If the resolution is approved by shareholders at the May 2 meeting, Nortel’s board will have the authority to implement the reverse stock split, the Brampton, Ont. firm said in its preliminary proxy circular filed with the U.S. Securities and Exchange Commission.
“Approval of the special resolution by shareholders would give the board of directors authority to implement the consolidation at any time prior to April 11, 2007,” the document stated.
A range of potential ratios would be approved by shareholders, but the board would have the final say, it said.

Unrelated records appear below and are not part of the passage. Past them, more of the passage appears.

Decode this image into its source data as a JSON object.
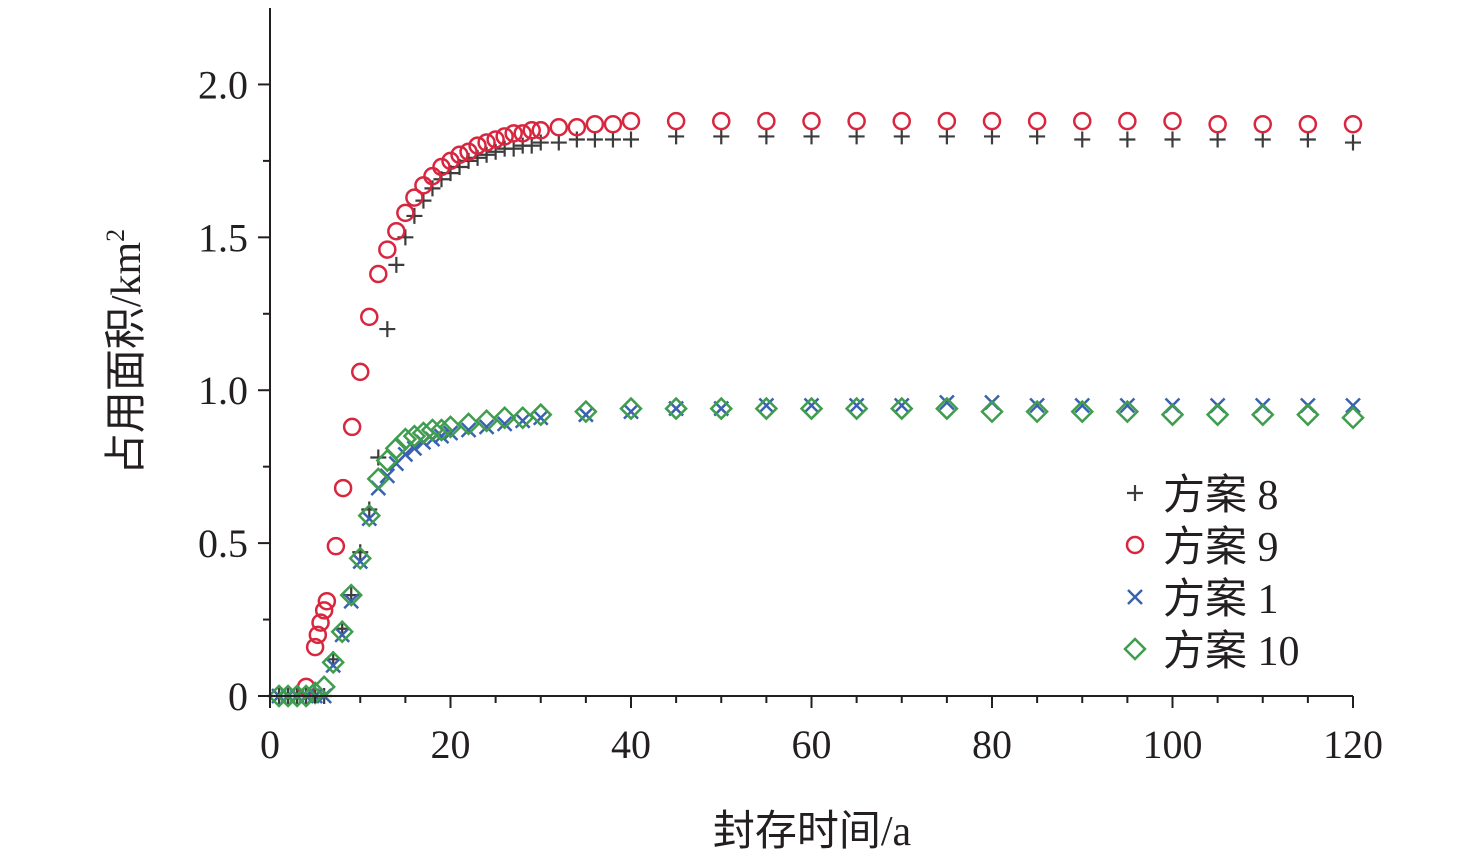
{
  "chart_data": {
    "type": "scatter",
    "xlabel": "封存时间/a",
    "ylabel": "占用面积/km",
    "ylabel_sup": "2",
    "xlim": [
      0,
      120
    ],
    "ylim": [
      0,
      2.25
    ],
    "xticks": [
      0,
      20,
      40,
      60,
      80,
      100,
      120
    ],
    "xtick_labels": [
      "0",
      "20",
      "40",
      "60",
      "80",
      "100",
      "120"
    ],
    "yticks": [
      0,
      0.5,
      1.0,
      1.5,
      2.0
    ],
    "ytick_labels": [
      "0",
      "0.5",
      "1.0",
      "1.5",
      "2.0"
    ],
    "grid": false,
    "legend_position": "right-middle",
    "series": [
      {
        "name": "方案 8",
        "marker": "plus",
        "color": "#3c3c3c",
        "points": [
          [
            1,
            0
          ],
          [
            2,
            0
          ],
          [
            3,
            0
          ],
          [
            4,
            0
          ],
          [
            5,
            0
          ],
          [
            6,
            0
          ],
          [
            7,
            0.12
          ],
          [
            8,
            0.22
          ],
          [
            9,
            0.33
          ],
          [
            10,
            0.47
          ],
          [
            11,
            0.61
          ],
          [
            12,
            0.78
          ],
          [
            13,
            1.2
          ],
          [
            14,
            1.41
          ],
          [
            15,
            1.5
          ],
          [
            16,
            1.57
          ],
          [
            17,
            1.62
          ],
          [
            18,
            1.66
          ],
          [
            19,
            1.69
          ],
          [
            20,
            1.71
          ],
          [
            21,
            1.73
          ],
          [
            22,
            1.75
          ],
          [
            23,
            1.76
          ],
          [
            24,
            1.77
          ],
          [
            25,
            1.78
          ],
          [
            26,
            1.79
          ],
          [
            27,
            1.79
          ],
          [
            28,
            1.8
          ],
          [
            29,
            1.8
          ],
          [
            30,
            1.81
          ],
          [
            32,
            1.81
          ],
          [
            34,
            1.82
          ],
          [
            36,
            1.82
          ],
          [
            38,
            1.82
          ],
          [
            40,
            1.82
          ],
          [
            45,
            1.83
          ],
          [
            50,
            1.83
          ],
          [
            55,
            1.83
          ],
          [
            60,
            1.83
          ],
          [
            65,
            1.83
          ],
          [
            70,
            1.83
          ],
          [
            75,
            1.83
          ],
          [
            80,
            1.83
          ],
          [
            85,
            1.83
          ],
          [
            90,
            1.82
          ],
          [
            95,
            1.82
          ],
          [
            100,
            1.82
          ],
          [
            105,
            1.82
          ],
          [
            110,
            1.82
          ],
          [
            115,
            1.82
          ],
          [
            120,
            1.81
          ]
        ]
      },
      {
        "name": "方案 9",
        "marker": "circle",
        "color": "#d9263f",
        "points": [
          [
            4,
            0.03
          ],
          [
            5,
            0.16
          ],
          [
            5.3,
            0.2
          ],
          [
            5.6,
            0.24
          ],
          [
            6,
            0.28
          ],
          [
            6.3,
            0.31
          ],
          [
            7.3,
            0.49
          ],
          [
            8.1,
            0.68
          ],
          [
            9.1,
            0.88
          ],
          [
            10,
            1.06
          ],
          [
            11,
            1.24
          ],
          [
            12,
            1.38
          ],
          [
            13,
            1.46
          ],
          [
            14,
            1.52
          ],
          [
            15,
            1.58
          ],
          [
            16,
            1.63
          ],
          [
            17,
            1.67
          ],
          [
            18,
            1.7
          ],
          [
            19,
            1.73
          ],
          [
            20,
            1.75
          ],
          [
            21,
            1.77
          ],
          [
            22,
            1.78
          ],
          [
            23,
            1.8
          ],
          [
            24,
            1.81
          ],
          [
            25,
            1.82
          ],
          [
            26,
            1.83
          ],
          [
            27,
            1.84
          ],
          [
            28,
            1.84
          ],
          [
            29,
            1.85
          ],
          [
            30,
            1.85
          ],
          [
            32,
            1.86
          ],
          [
            34,
            1.86
          ],
          [
            36,
            1.87
          ],
          [
            38,
            1.87
          ],
          [
            40,
            1.88
          ],
          [
            45,
            1.88
          ],
          [
            50,
            1.88
          ],
          [
            55,
            1.88
          ],
          [
            60,
            1.88
          ],
          [
            65,
            1.88
          ],
          [
            70,
            1.88
          ],
          [
            75,
            1.88
          ],
          [
            80,
            1.88
          ],
          [
            85,
            1.88
          ],
          [
            90,
            1.88
          ],
          [
            95,
            1.88
          ],
          [
            100,
            1.88
          ],
          [
            105,
            1.87
          ],
          [
            110,
            1.87
          ],
          [
            115,
            1.87
          ],
          [
            120,
            1.87
          ]
        ]
      },
      {
        "name": "方案 1",
        "marker": "cross",
        "color": "#3b62b0",
        "points": [
          [
            1,
            0
          ],
          [
            2,
            0
          ],
          [
            3,
            0
          ],
          [
            4,
            0
          ],
          [
            5,
            0
          ],
          [
            6,
            0
          ],
          [
            7,
            0.1
          ],
          [
            8,
            0.2
          ],
          [
            9,
            0.31
          ],
          [
            10,
            0.44
          ],
          [
            11,
            0.58
          ],
          [
            12,
            0.68
          ],
          [
            13,
            0.72
          ],
          [
            14,
            0.76
          ],
          [
            15,
            0.79
          ],
          [
            16,
            0.81
          ],
          [
            17,
            0.83
          ],
          [
            18,
            0.84
          ],
          [
            19,
            0.85
          ],
          [
            20,
            0.86
          ],
          [
            22,
            0.87
          ],
          [
            24,
            0.88
          ],
          [
            26,
            0.89
          ],
          [
            28,
            0.9
          ],
          [
            30,
            0.91
          ],
          [
            35,
            0.92
          ],
          [
            40,
            0.93
          ],
          [
            45,
            0.94
          ],
          [
            50,
            0.94
          ],
          [
            55,
            0.95
          ],
          [
            60,
            0.95
          ],
          [
            65,
            0.95
          ],
          [
            70,
            0.95
          ],
          [
            75,
            0.96
          ],
          [
            80,
            0.96
          ],
          [
            85,
            0.95
          ],
          [
            90,
            0.95
          ],
          [
            95,
            0.95
          ],
          [
            100,
            0.95
          ],
          [
            105,
            0.95
          ],
          [
            110,
            0.95
          ],
          [
            115,
            0.95
          ],
          [
            120,
            0.95
          ]
        ]
      },
      {
        "name": "方案 10",
        "marker": "diamond",
        "color": "#3f9e4e",
        "points": [
          [
            1,
            0
          ],
          [
            2,
            0
          ],
          [
            3,
            0
          ],
          [
            4,
            0
          ],
          [
            5,
            0.01
          ],
          [
            6,
            0.03
          ],
          [
            7,
            0.11
          ],
          [
            8,
            0.21
          ],
          [
            9,
            0.33
          ],
          [
            10,
            0.45
          ],
          [
            11,
            0.59
          ],
          [
            12,
            0.71
          ],
          [
            13,
            0.77
          ],
          [
            14,
            0.81
          ],
          [
            15,
            0.84
          ],
          [
            16,
            0.85
          ],
          [
            17,
            0.86
          ],
          [
            18,
            0.87
          ],
          [
            19,
            0.87
          ],
          [
            20,
            0.88
          ],
          [
            22,
            0.89
          ],
          [
            24,
            0.9
          ],
          [
            26,
            0.91
          ],
          [
            28,
            0.91
          ],
          [
            30,
            0.92
          ],
          [
            35,
            0.93
          ],
          [
            40,
            0.94
          ],
          [
            45,
            0.94
          ],
          [
            50,
            0.94
          ],
          [
            55,
            0.94
          ],
          [
            60,
            0.94
          ],
          [
            65,
            0.94
          ],
          [
            70,
            0.94
          ],
          [
            75,
            0.94
          ],
          [
            80,
            0.93
          ],
          [
            85,
            0.93
          ],
          [
            90,
            0.93
          ],
          [
            95,
            0.93
          ],
          [
            100,
            0.92
          ],
          [
            105,
            0.92
          ],
          [
            110,
            0.92
          ],
          [
            115,
            0.92
          ],
          [
            120,
            0.91
          ]
        ]
      }
    ]
  }
}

The board could also abandon the reverse stock split altogether without notifying or obtaining approval from shareholders.
A reverse stock split allows a set number of shares to be combined, creating fewer shares at a higher price.
Nortel’s board believes it should go ahead with the consolidation of shares for various reasons, the document said. Namely, a higher stock price would allow a wider range of institutional investors and investment funds to buy its shares, which would also improve liquidity.
Nortel’s common shares hit an all-time high of $124.50 Cdn in July 2000, making the telecom equipment company by far the most valuable company in Canada and the most influential stock on the Toronto Stock Exchange.
However, after a series of missed growth targets, tens of thousands of layoffs and a prolonged downturn in the worldwide telecom industry Nortel’s shares fell to 67 cents in October 2002.
Nortel began to recover – announcing its first annual profit in seven years in January 2004 – only to see its fortunes and its stock dashed by revelations in March and April of accounting irregularities.
After Nortel fired CEO Frank Dunn for cause in April 2004, its shares fell 27 per cent in one day to $5.50. Except for a brief rally, Nortel shares have since remained below that price. There are more than 4.3 billion Nortel shares outstanding.
They closed two cents higher Thursday at $3.41 on the Toronto Stock Exchange.